L'Europe fait feu de tout bois pour renforcer son indépendance énergétique. Rien que dans la journée d'hier, deux gigantesques projets ont été portés sur les fonds baptismaux. Le premier concerne l'approvisionnement européen en gaz. Le second vise à récupérer une partie de l'énergie solaire du Sahara pour alimenter le Vieux Continent en électricité propre.
"Nabucco" : c'est le nom donné au projet de gazoduc de 3.300 kilomètres de long qui permettra d'acheminer chaque année vers l'Europe 31 milliards de mètres cube de gaz en provenance d'Asie centrale. L'acte de naissance de ce projet a été scellé hier à Ankara, capitale de la Turquie, sous les yeux, entre autres, du président de la Commission européenne, José-Manuel Barroso. Tout un symbole ! Avec ce long tuyau qui devrait entrer en fonction en 2014 (et qui parcourra son territoire d'Est en Ouest), la Turquie deviendra une pièce maîtresse de l'indépendance énergétique de l'Europe. Le Vieux Continent - c'est en tout cas le but de l'opération - sera moins exposé qu'aujourd'hui aux sautes d'humeur de la Russie (souvenez-vous des crises politiques qui ont opposé les autorités russes au gouvernement ukrainien, l'hiver dernier et en 2006, crises qui ont nourri les craintes d'une rupture d'approvisionnement en gaz des pays de l'Union européenne). Or aujourd'hui, un quart du gaz naturel consommé en Europe est Russe.
D'un côté, donc, un nouveau gazoduc, et de l'autre un projet beaucoup moins classique puisqu'il s'agit de capter l'énergie solaire du désert. Rien que ça !

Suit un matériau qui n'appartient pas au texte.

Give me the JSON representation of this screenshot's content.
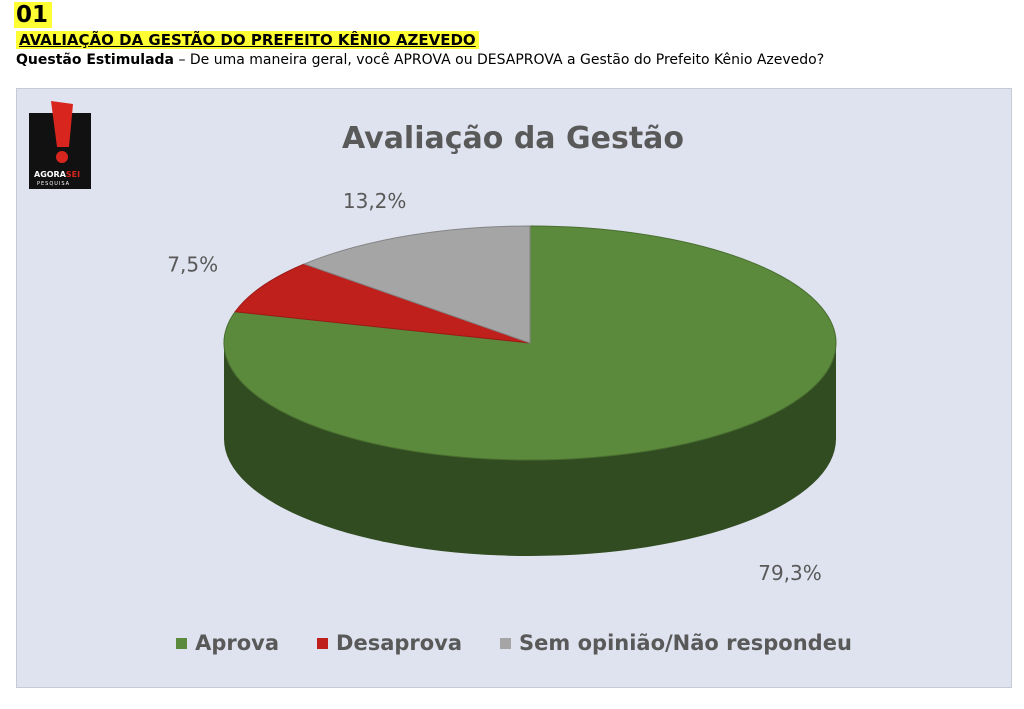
{
  "header": {
    "number": "01",
    "title": "AVALIAÇÃO DA GESTÃO DO PREFEITO KÊNIO AZEVEDO",
    "question_label": "Questão Estimulada",
    "question_text": " – De uma maneira geral, você APROVA ou DESAPROVA a Gestão do Prefeito Kênio Azevedo?"
  },
  "logo": {
    "text_main": "AGORA",
    "text_accent": "SEI",
    "text_sub": "PESQUISA"
  },
  "chart_data": {
    "type": "pie",
    "title": "Avaliação da Gestão",
    "legend_position": "bottom",
    "slices": [
      {
        "label": "Aprova",
        "value": 79.3,
        "display": "79,3%",
        "color": "#5b8a3c"
      },
      {
        "label": "Desaprova",
        "value": 7.5,
        "display": "7,5%",
        "color": "#c0201c"
      },
      {
        "label": "Sem opinião/Não respondeu",
        "value": 13.2,
        "display": "13,2%",
        "color": "#a5a5a5"
      }
    ]
  }
}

Avec ce qui a été présenté hier à Munich, on ne pourra plus dire qu'il n'y a "rien de nouveau sous le soleil" ! Douze entreprises, pour la plupart allemandes (et pas n'importe lesquelles : Siemens, Eon, RWE, Munich Ré, la Deutsche Bank...) ont décidé de lancer des études pour construire un réseau d'une quarantaine de centrales thermiques solaires éparpillées dans toute l'Afrique du Nord et au Moyen Orient. Ces centrales fabriqueront du courant dont une partie sera destinée aux pays d'accueil, mais dont l'essentiel sera acheminé jusqu'en Europe par des câbles sous-marins qui traverseront la Méditerranée. L'ambition, c'est de couvrir à terme 15% des besoins énergétiques européens. Une autre manière de dépendre un peu moins qu'aujourd'hui du gaz russe et du pétrole des pays du Golfe. Evidemement, il va falloir être patient : les porteurs du projet évoquent un horizon lointain - 2050 - et avancent un coût qui va faire réfléchir : 400 milliards d'euros ! La chancelière allemande, Angela Merkel, soutient le projet, mais il y a aussi des détracteurs qui voient dans la construction de ce réseau en Afrique du Nord une nouvelle forme de colonialisme. Peut-être, mais on nous a toujours dit que l'énergie solaire était inépuisable.